I am trying to train an Artificial Neural Network for classification. In the input layers, I have 402 neurons; the first 400 are binary, and the last two are floating points in the range -1 to 1. In the hidden layer I have 400 neurons, and in the output layer I have a single node which I want to represent values between -1 and 1.

I have tried to train this network using a vectorized implementation of back-propagation which I have found online (I have tried different implementations, and also implemented one myself). My problem is, that my network does not seem to learn a lot. If my learning rate is higher than around 0.0001, I get into trouble, and quickly goes into a local minimum, and with a lower learning rate the learning is (obviously) very very slow.

I can train as much data as possible, so this is not a problem, but of course time is limiting, so I would like to be able to train this network in a decent time.

Do you have any intuition about what might be wrong, or how much data is needed to train this network of around 160.000 weights?

If it is relevant, I can upload some of the data.

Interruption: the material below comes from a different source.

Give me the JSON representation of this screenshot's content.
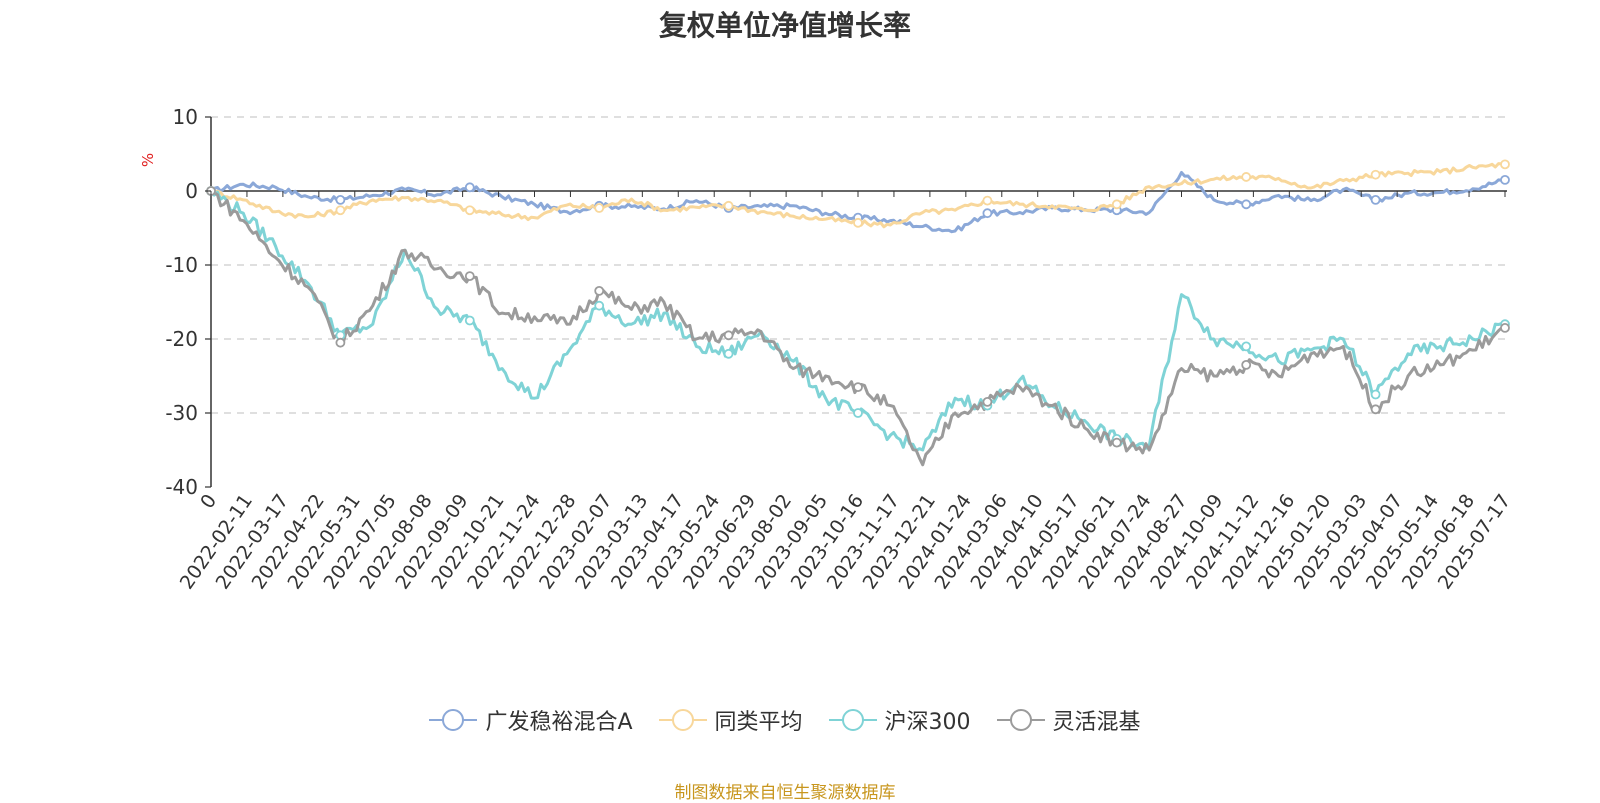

Due to the comment by Martin, here is some learning statistics for different number of hidden neurons: Google Docs Spreadsheet

Another thing which I have observed, is that for my dataset, a constant output of 0.3 will result in a SSE of around 160, so I definitely want to get below this SSE.

Best Answer

If time is a limiting factor, you could try reducing the number of hidden units substantially. In my experience, it's very rare to need this many hidden units. I would start with a small number (less than ten) of hidden units, and see if this gives adequate performance.

If you're more worried about local minima, perhaps it's worth trying adding a stochastic component to your algorithm, based on simulated annealing or stochastic gradient descent. This may slow things down a bit, but will prevent local minima from being such a problem.